Small non-profit schools may be the ones most impacted, and most negatively impacted, should a trend develop with major universities acquiring large online providers. Lacking the scale to either launch major online initiatives internally or to purchase large online providers, small schools could struggle to capture market share online, which could potentially be a danger to the long-term sustainability of rural schools in particular. The operational outcomes of this challenge are difficult to predict, but it is possible that the market may force smaller schools to join in consortiums to offer online programs with a lower individual cost to any institution while offering the potential to scale their offerings and generate higher returns through higher enrollment levels.

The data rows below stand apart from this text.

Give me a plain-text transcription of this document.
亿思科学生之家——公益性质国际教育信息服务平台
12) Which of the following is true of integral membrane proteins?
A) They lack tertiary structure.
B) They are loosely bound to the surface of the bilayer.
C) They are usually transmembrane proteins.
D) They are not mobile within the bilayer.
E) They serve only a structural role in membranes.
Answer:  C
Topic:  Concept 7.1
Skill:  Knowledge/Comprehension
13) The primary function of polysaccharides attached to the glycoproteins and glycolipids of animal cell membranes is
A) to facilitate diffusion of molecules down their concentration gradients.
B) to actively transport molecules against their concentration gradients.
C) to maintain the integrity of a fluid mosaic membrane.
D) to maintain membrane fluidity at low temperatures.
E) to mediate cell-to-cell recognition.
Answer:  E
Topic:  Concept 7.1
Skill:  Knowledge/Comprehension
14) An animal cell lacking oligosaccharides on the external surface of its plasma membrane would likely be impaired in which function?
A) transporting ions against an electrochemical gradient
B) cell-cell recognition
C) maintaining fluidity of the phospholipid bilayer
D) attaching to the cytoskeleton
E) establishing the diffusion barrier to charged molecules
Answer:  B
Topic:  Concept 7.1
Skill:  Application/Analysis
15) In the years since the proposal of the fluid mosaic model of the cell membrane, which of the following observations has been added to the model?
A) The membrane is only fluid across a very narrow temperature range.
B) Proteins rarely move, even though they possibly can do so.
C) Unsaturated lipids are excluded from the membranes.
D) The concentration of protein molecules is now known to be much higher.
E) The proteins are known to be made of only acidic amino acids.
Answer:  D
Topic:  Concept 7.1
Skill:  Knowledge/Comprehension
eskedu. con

Regardless of the path taken, it is likely that small schools will be forced to adapt and use new approaches in order to compete with the scale and scope advantages being built by the largest competitors in the market.
Conclusion
The history of the online education market has been dynamic, and that dynamic nature has not changed. If anything, the COVID-19 pandemic has accelerated the rate of change and pushed forward trends that the market might not have seen for several more years otherwise. Scale is clearly emerging as a sustainable competitive advantage for online higher education. Opportunities to quickly achieve that scale of operations are limited as there are a finite number of large online providers, and only a fraction of those that exist are likely to be available for a merger or acquisition in the immediate future. Should a perceived need for action emerge in the market there may be substantial competition to acquire the available large providers, which may both drive up prices and further separate the market between the dominant players and all other institutions. Regardless of an institution’s place in the current market, there are likely impacts coming from a shift in competitive strategy that will reform online education and potentially higher education as a whole.
References
Abu Talib, M., Bettayeb, A. M., & Omer, R. I. (2021). Analytical study on the impact of technology in higher education during the age of COVID-19: Systematic literature review. Education and information technologies, 26(6), 6719-6746.
Camilleri, M. A. (2021). Using the balanced scorecard as a performance management tool in higher education. Management in Education, 35(1), 10-21.
Cheslock, J. J., & Jaquette, O. (2022). Concentrated or fragmented? The US market for online higher education. Research in Higher Education, 63(1), 33-59.
Coates, H., Xie, Z., & Hong, X. (2021). Engaging transformed fundamentals to design global hybrid higher education. Studies in Higher Education, 46(1), 166-176.
Kelchen, R., Ritter, D., & Webber, D. A. (2021). The lingering fiscal effects of the COVID-19 pandemic on higher education. Federal Reserve Bank of Philadelphia.
Ngoc, N. M., Tien, N. H., Giao, N. Q., Trang, T. T. T., & Mai, N. P. (2021). Sustainability Issues in the Development of Higher Education Industry. Hong Kong journal of social sciences.
Williamson, B. (2021). Making markets through digital platforms: Pearson, edu-business, and the (e) valuation of higher education. Critical Studies in Education, 62(1), 50-66.